The Company's broker suggests a low disposal value of £10-12 million, which
would result in earnings dilution of up to 20%. The Board only recently
acknowledged development value at this division's site at Penistone. The
Requisitionists believe that the current Board's timing is wrong and that the
disposal of the Umbrella Frames division should not be rushed. The proposed new
Directors intend to reposition carefully this business in order that the
property development value may be maximised for shareholders.
Accelerate returns from our strong businesses: The Company's own broker has
forecast that returns for the year to 31 March 2005 show a clear deceleration in
returns. The Requisitionists believe that the current Board will not achieve
this key strategy in the foreseeable future.
The current Board's strategy has not delivered value to shareholders. After two
recent profit warnings the Requisitionists believe there is little evidence to
suggest that the current Board will ever do so.
The Requisitionists urge all shareholders to vote FOR each of the resolutions at
the EGM on 18 March 2005.
There are other suggestions in the Board's defence statement of 23 February 2005
which require to be rebutted:
Key customer relationships will be lost: The proposed new Directors intend to
provide Chapelthorpe's customers with high levels of service and quality
products at competitive prices, and to maintain existing relationships. They
believe this is germane to improving the value of the businesses and has every
confidence in its ability to maintain key customer relationships.
Sole supply contracts will be jeopardised: The proposed new Directors have
considered the industry structures in all Chapelthorpe's businesses and believe
that any perceived risks are manageable. They have identified a number of
potential strategic buyers where ownership would enhance the market position of
each of the businesses.
The proposed new Directors are an inexperienced team: The proposed new team is
led by Ian Duncan who has managed businesses and management teams in a wide
variety of manufacturing industries, supplying customers in similar sectors to
those of the Company. In particular, he has a good working knowledge of the
customer base of Chapelthorpe's Fibre business. His record, and that of the team
managed by him, over fifteen years at Tomkins plc is outstanding; market
capitalisation rose from under £15.9 million to over £2.7 billion and the
company joined the FTSE-100 index. He was instrumental in delivering to
shareholders a 25% compound annual return over that period. Ian Duncan and Panos
Loizou later worked together at Compass Partners International where they
managed a number of difficult acquisition and restructuring programs. In
addition to investing £372,720 of their own money in Chapelthorpe ordinary
shares, they have taken time and effort to research comprehensively
Chapelthorpe's markets including by way of discussion with many industry
participants and the provision of qualified independent advice.
The Requisitionists urge all shareholders to vote FOR each of the resolutions at
the EGM on 18 March 2005.
Conclusions
The Requisitionists have lost confidence in the current Board.

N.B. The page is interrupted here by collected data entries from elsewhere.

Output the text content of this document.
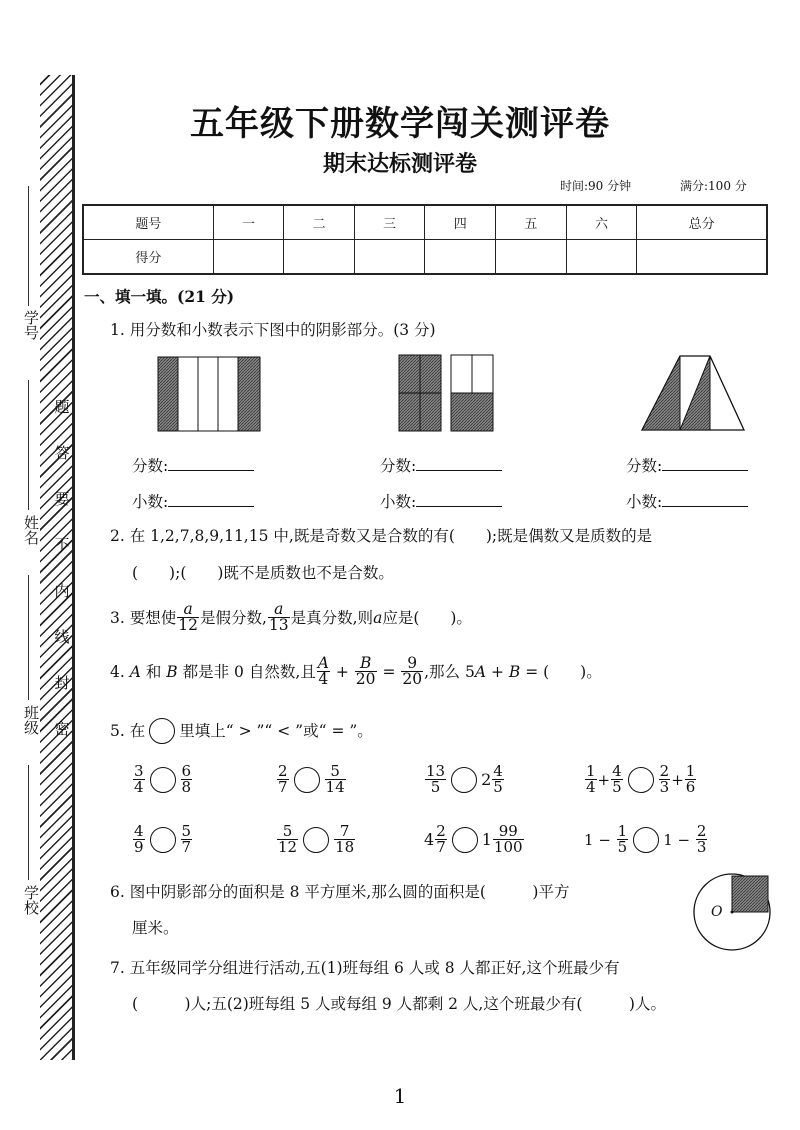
学号
姓名
班级
学校
题
答
要
不
内
线
封
密
五年级下册数学闯关测评卷
期末达标测评卷
时间:90 分钟	满分:100 分
题号	一	二	三	四	五	六	总分
得分							
一、填一填。(21 分)
1. 用分数和小数表示下图中的阴影部分。(3 分)
分数:
小数:
分数:
小数:
分数:
小数:
2. 在 1,2,7,8,9,11,15 中,既是奇数又是合数的有(　　);既是偶数又是质数的是
(　　);(　　)既不是质数也不是合数。
3. 要想使 $\frac{a}{12}$ 是假分数, $\frac{a}{13}$ 是真分数,则 a 应是(　　)。
4. A 和 B 都是非 0 自然数,且 $\frac{A}{4} + \frac{B}{20} = \frac{9}{20}$ ,那么 5 A + B = (　　)。
5. 在 里填上“ > ”“ < ”或“ = ”。
$\frac{3}{4} \frac{6}{8}$	$\frac{2}{7} \frac{5}{14}$	$\frac{13}{5} 2 \frac{4}{5}$	$\frac{1}{4} + \frac{4}{5} \frac{2}{3} + \frac{1}{6}$
$\frac{4}{9} \frac{5}{7}$	$\frac{5}{12} \frac{7}{18}$	$4 \frac{2}{7} 1 \frac{99}{100}$	$1 - \frac{1}{5} 1 - \frac{2}{3}$
6. 图中阴影部分的面积是 8 平方厘米,那么圆的面积是(　　　)平方
厘米。
O
7. 五年级同学分组进行活动,五(1)班每组 6 人或 8 人都正好,这个班最少有
(　　　)人;五(2)班每组 5 人或每组 9 人都剩 2 人,这个班最少有(　　　)人。
1
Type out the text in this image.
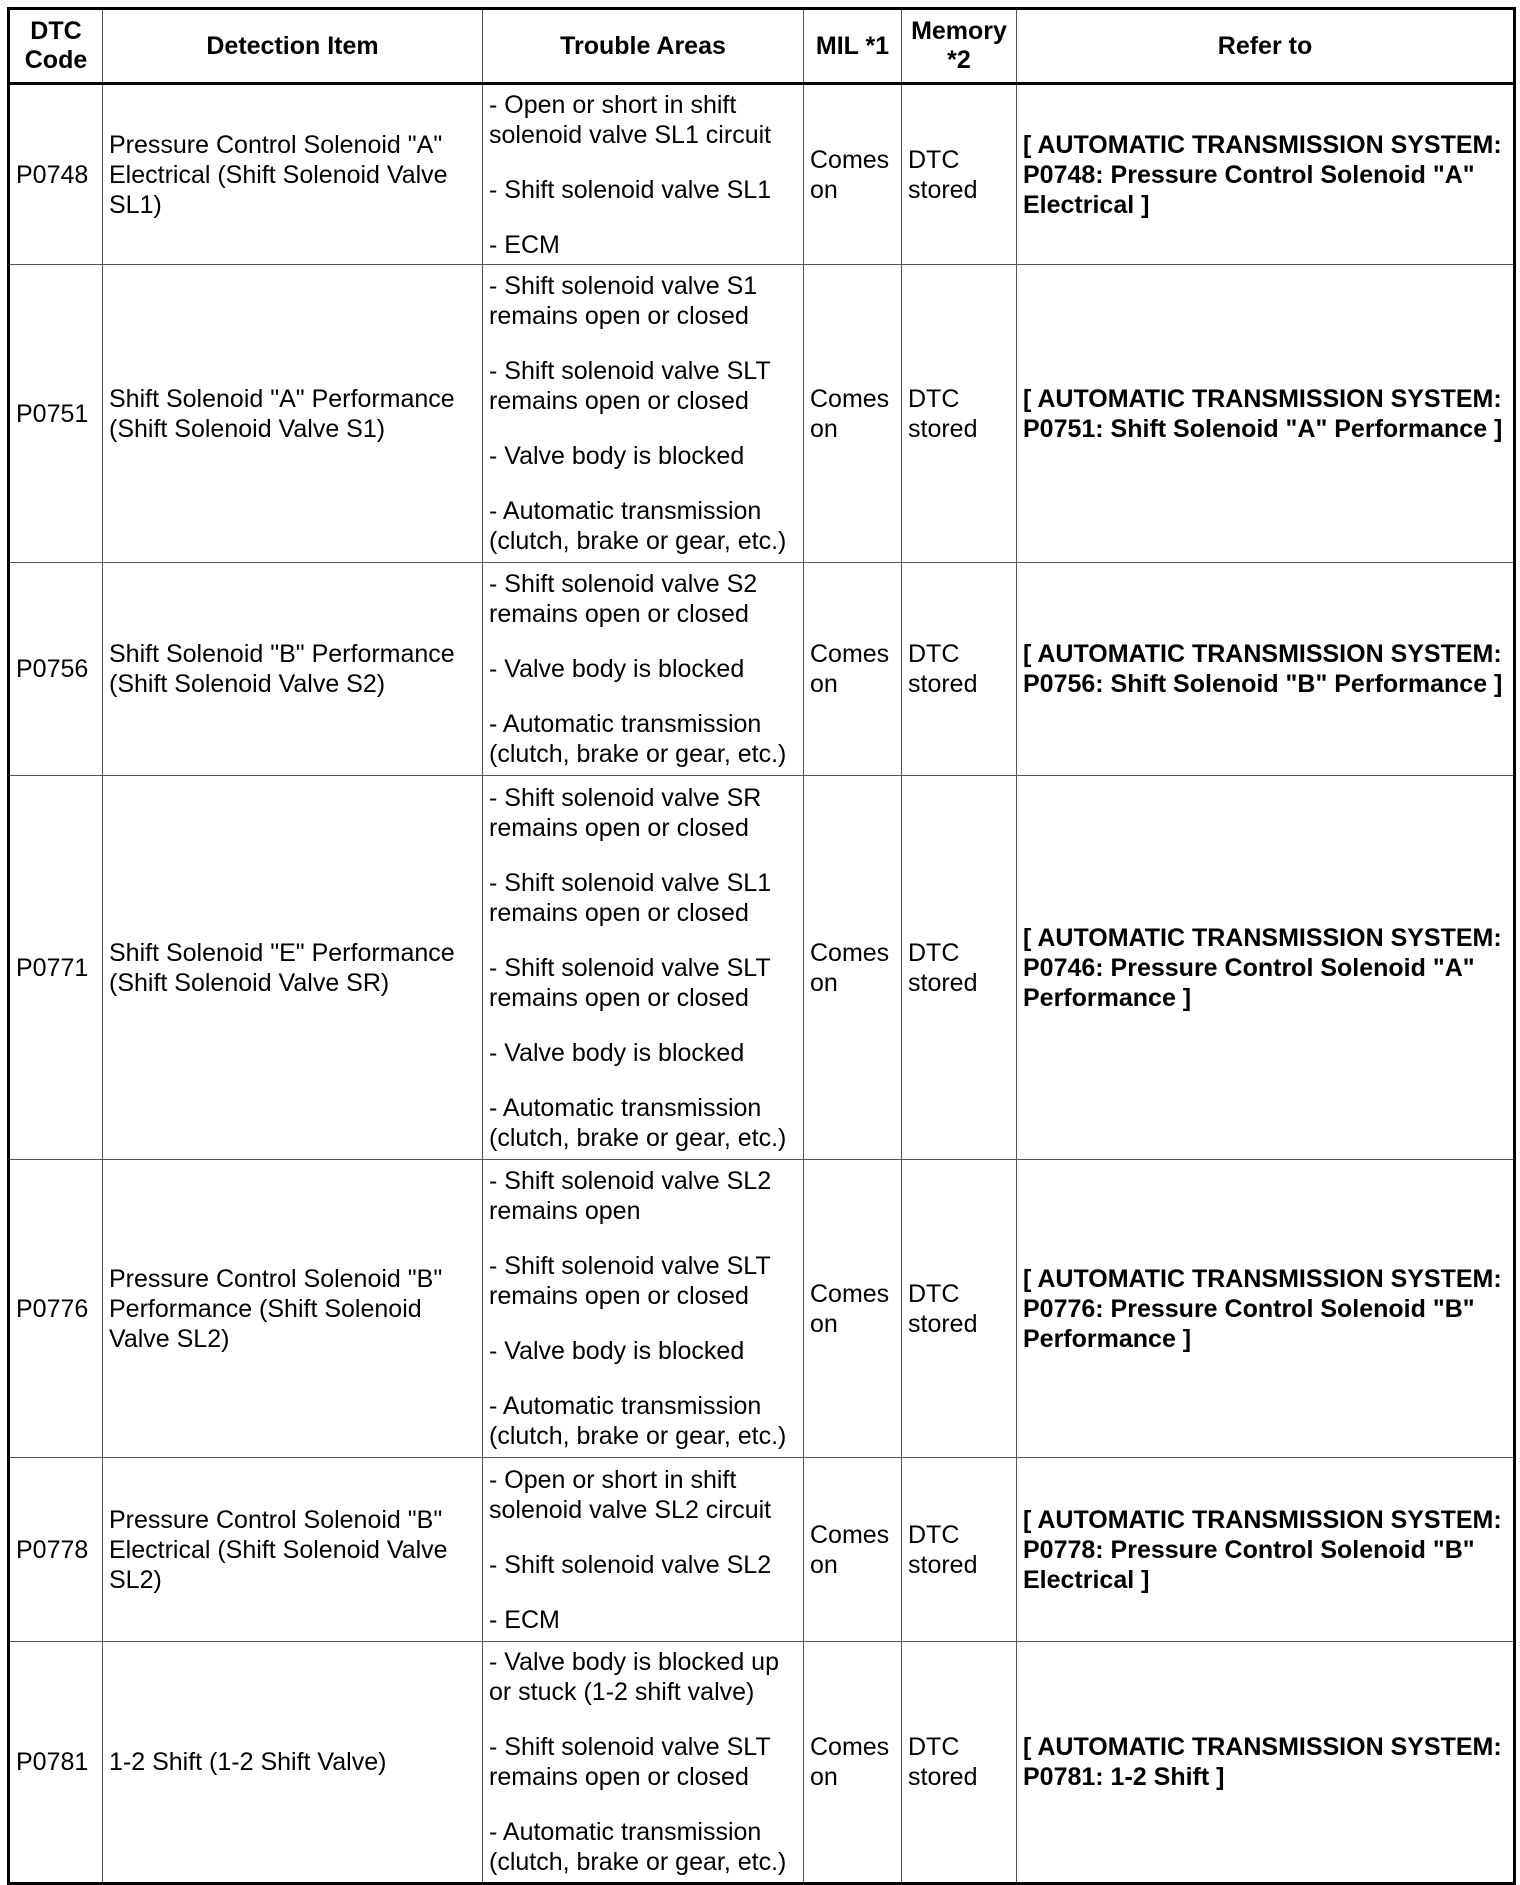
DTC Code	Detection Item	Trouble Areas	MIL *1	Memory *2	Refer to
P0748	Pressure Control Solenoid "A" Electrical (Shift Solenoid Valve SL1)	- Open or short in shift solenoid valve SL1 circuit
- Shift solenoid valve SL1
- ECM	Comes on	DTC stored	[ AUTOMATIC TRANSMISSION SYSTEM: P0748: Pressure Control Solenoid "A" Electrical ]
P0751	Shift Solenoid "A" Performance (Shift Solenoid Valve S1)	- Shift solenoid valve S1 remains open or closed
- Shift solenoid valve SLT remains open or closed
- Valve body is blocked
- Automatic transmission (clutch, brake or gear, etc.)	Comes on	DTC stored	[ AUTOMATIC TRANSMISSION SYSTEM: P0751: Shift Solenoid "A" Performance ]
P0756	Shift Solenoid "B" Performance (Shift Solenoid Valve S2)	- Shift solenoid valve S2 remains open or closed
- Valve body is blocked
- Automatic transmission (clutch, brake or gear, etc.)	Comes on	DTC stored	[ AUTOMATIC TRANSMISSION SYSTEM: P0756: Shift Solenoid "B" Performance ]
P0771	Shift Solenoid "E" Performance (Shift Solenoid Valve SR)	- Shift solenoid valve SR remains open or closed
- Shift solenoid valve SL1 remains open or closed
- Shift solenoid valve SLT remains open or closed
- Valve body is blocked
- Automatic transmission (clutch, brake or gear, etc.)	Comes on	DTC stored	[ AUTOMATIC TRANSMISSION SYSTEM: P0746: Pressure Control Solenoid "A" Performance ]
P0776	Pressure Control Solenoid "B" Performance (Shift Solenoid Valve SL2)	- Shift solenoid valve SL2 remains open
- Shift solenoid valve SLT remains open or closed
- Valve body is blocked
- Automatic transmission (clutch, brake or gear, etc.)	Comes on	DTC stored	[ AUTOMATIC TRANSMISSION SYSTEM: P0776: Pressure Control Solenoid "B" Performance ]
P0778	Pressure Control Solenoid "B" Electrical (Shift Solenoid Valve SL2)	- Open or short in shift solenoid valve SL2 circuit
- Shift solenoid valve SL2
- ECM	Comes on	DTC stored	[ AUTOMATIC TRANSMISSION SYSTEM: P0778: Pressure Control Solenoid "B" Electrical ]
P0781	1-2 Shift (1-2 Shift Valve)	- Valve body is blocked up or stuck (1-2 shift valve)
- Shift solenoid valve SLT remains open or closed
- Automatic transmission (clutch, brake or gear, etc.)	Comes on	DTC stored	[ AUTOMATIC TRANSMISSION SYSTEM: P0781: 1-2 Shift ]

The Requisitionists consider there is nothing in the current Board's defence
statement which detracts from the Requisitionists' rationale.
The Requisitionists believe the Company's own trading results, and broker's
forecasts, make their case.
The Requisitionists note that the current Board's defence statement did not
contain any new proposal for the re-building of shareholder value.
The Requisitionists are proposing the appointment of a strong team to enhance
and return shareholder value.
RECOMMENDATION
The Requisitionists urge all shareholders to vote FOR each of the resolutions at
the Extraordinary General Meeting to be held on 18 March 2005.
Contact: Robert Legget
Progressive Value Management Limited
Tel: 020 7566 5552
This is important and requires the immediate attention of holders of ordinary
shares in CHAPELTHORPE PLC. If you are in any doubt as to the action you should
take you should immediately consult your usual financial adviser.